The following items were measured and evaluated for the aqueous pigment dispersions produced in Examples 2, 4, 6, 8 and Comparative Examples 1-2.
<Number of coarse particles immediately after preparation (initial value)>
The aqueous pigment dispersions produced in Example 2 and Comparative Examples 1 and 2 were diluted 2000 times and measured with Accusizer 780APS (made by International Business Corporation). The number of coarse particles was converted to the number of particles per mL of the aqueous pigment dispersion before dilution.

<Number of coarse particles after storage stability test (after stability test)>
The aqueous pigment dispersions produced in the examples and comparative examples were allowed to stand in a heating and cooling thermostat for 3 days, and the number of coarse particles was measured by the same method as described above.
The above results are shown below. The notation in the table was determined according to the following criteria.

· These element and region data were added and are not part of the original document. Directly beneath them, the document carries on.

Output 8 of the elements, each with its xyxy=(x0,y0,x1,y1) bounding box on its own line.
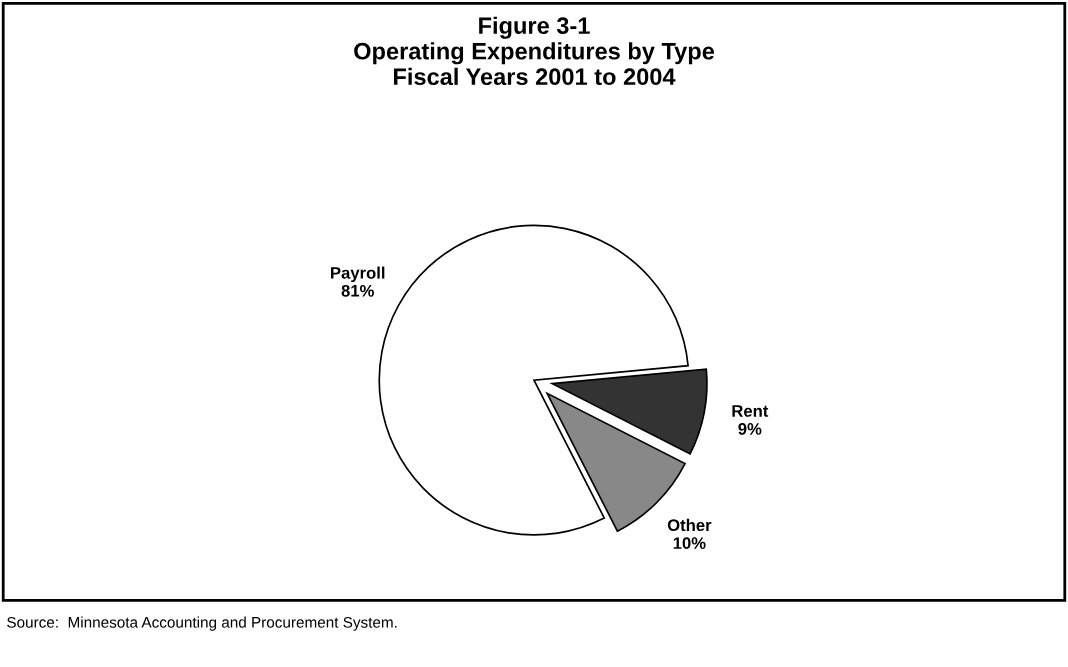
data-label: 81% xyxy=(341,284,374,297)
slice-label: Other xyxy=(667,518,712,532)
data-label: 10% xyxy=(673,537,706,550)
source-note: Source: Minnesota Accounting and Procurement System. xyxy=(7,616,397,631)
data-label: 9% xyxy=(738,423,762,435)
slice-label: Payroll xyxy=(331,266,385,283)
slice-label: Rent xyxy=(732,405,769,417)
chart-title: Figure 3-1 Operating Expenditures by Type Fiscal Years 2001 to 2004 xyxy=(354,16,715,86)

  As shown in Examples 2, 4, 6, and 8, the aqueous pigment dispersion subjected to Step 1 maintained the initial value and the number of coarse particles at an extremely low level even after the stability test. Further, as shown in Example 4, the aqueous pigment dispersion containing the surfactant was an aqueous pigment dispersion having a large number of coarse particles and high stability. As shown in Example 6, the aqueous pigment dispersion in which the resin amount in Step 1 and Step 2 was changed maintained the initial value, and the number of coarse particles was extremely low even after the stability test. As shown in Example 8, the aqueous pigment dispersion in which the resin type in Step 1 and Step 2 was changed maintained the initial value, and the number of coarse particles was extremely low even after the stability test. In contrast, the aqueous pigment dispersions of Comparative Example 1 (Step 1 only) or Comparative Example 2 (Step 2 only) both had a large number of coarse particles. From the above, through Step 1 and Step 2, even if a pigment dispersion is produced with different resin amounts and different resin types, a dispersion excellent in reduction of the number of coarse particles and long-term storage stability can be produced. I can say that.

Claims (5)

A pigment, a resin (A) having an anionic group, and a neutralizing agent that neutralizes the anionic group are mixed, and slurryed in water or a liquid medium containing water as a main component, followed by spray drying or freeze drying. Step (1) for obtaining a composite pigment, and step (2) for kneading a mixture containing the composite pigment obtained in step (1), a water-soluble organic solvent, and a resin (B) having an anionic group. A method for producing a pigment kneaded product, comprising: The pigment kneaded material according to claim 1, wherein the ratio of the pigment to the resin (A) having an anionic group in the step (1) is in the range of resin weight / pigment weight = 0.15 to 0.40. Manufacturing method. In the step (2), the mass of the mixture being kneaded using a closed kneader equipped with a sealable stirring tank and uniaxial or multiaxial agitating blades is 90 mass relative to the charged amount before kneading. The method for producing a pigment kneaded product according to claim 1 or 2, wherein the method is a step of kneading so as to be maintained within a range of at least%. The method for producing a pigment kneaded material according to any one of claims 1 to 3, which is a method for producing a pigment kneaded material used for producing an ink for inkjet recording. A method for producing an aqueous pigment dispersion, wherein water or a liquid medium containing water as a main component is added to the pigment kneaded product obtained by the production method according to any one of claims 1 to 4 and is liquefied by stirring.